Foi um caminho árduo para todos os envolvidos no processo, mas de grande recompensa e que nesta data celebram a concretização de um sonho coletivo, de um sonho real e possível para todas e todos os trabalhadores e trabalhadoras do município de Barras-PI. José Henrique, agente da CPT Piauí, engenheiro agrônomo e assentado no PA Baixa Fria reforça a importância do lançamento do plano para criação de políticas públicas de incentivo a permanência, sobretudo da juventude, na Terra junto com suas origens e destaca o caminho percorrido, que “pra chegarmos hoje no lançamento desse plano tivemos várias etapas, uma delas foi o diagnóstico feito pela comissão de prevenção do trabalho escravo de Barras nas comunidades, onde tivemos vários encontros pra fazer toda a montagem da proposta do plano. É muito importante esse lançamento hoje aqui. O município de Barras é considerado capital de exportação de mão de obra, mas também capital da reforma agrária e pra isso faltam políticas públicas, falta assistência técnica para que a juventude possa permanecer nos assentamentos e em suas comunidades.

Após o lançamento a prefeitura através de seus secretários presentes no lançamento criam um grupo de trabalho com representantes do legislativo municipal, sindicato, Igreja, organismos e organizações da sociedade civil para darem continuidade ao plano, que a parti de agora será implementado e fiscalizado por esse GT.

Barras polo exportador de mão de obra

O município de Barras é conhecido como grande exportador de mão de obra escrava para fazendas em São Paulo, Minas, Goiás, Pará entre outros estados do país.

A falta oportunidade de emprego, de políticas públicas de geração de renda e a baixa escolaridade dos trabalhadores e trabalhadoras, muitas vezes analfabetos, desencadeia um ciclo de migração forçada que atrai aliciadores de mão de obra barata,  e na busca de melhores condições de vida, pais, filhos, tios, sobrinhos e mesmo mães se arriscam em deixar suas famílias e tentar a sorte em outros estados, correndo o risco de serem escravizados.

Caso Brasil Verde

No final do ano de 2016 a Corte Interamericana de Direitos Humanos (CIDH) condenou o Estado Brasileiro a indenizar um grupo de 128 trabalhadores resgatados nos anos, sua maioria do município de Barras no Piauí, por terem sido submetidos ao trabalho escravo na Fazenda Brasil Verde, localizada em Sapucaia, sul do Pará. Este foi o primeiro caso de escravidão contemporânea decidida pela Corte, no caso, o Estado Brasileiro foi conivente com o trabalho escravo que ocorria na fazenda quando a ausência de efetividade na aplicação da lei em proteger os direitos humanos do trabalhadores e a impunidade sobre os culpados  permaneceu por dezesseis anos.

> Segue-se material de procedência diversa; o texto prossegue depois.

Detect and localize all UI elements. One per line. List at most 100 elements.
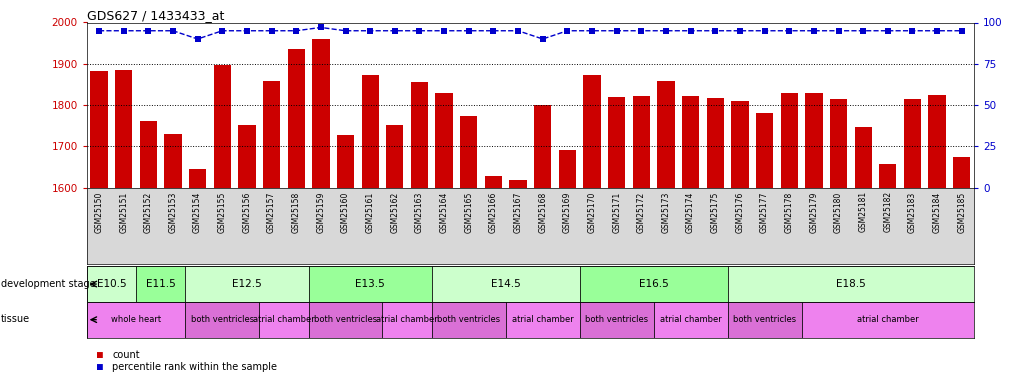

Só quando a Comissão Pastoral da Terra (CPT), juntamente com o Centro de Justiça e o Direito internacional (Cejil), conseguiram identificar as diversas repetições das violações na Fazenda Brasil Verde e levantaram documentos e testemunhas a CIDH que acolheu e julgou o caso em 2015.

Muitos trabalhadores já foram identificados e já receberam a indenização, outros, quase dez anos depois da sentença julgada, ainda não foram pagos, ou não foram encontrados.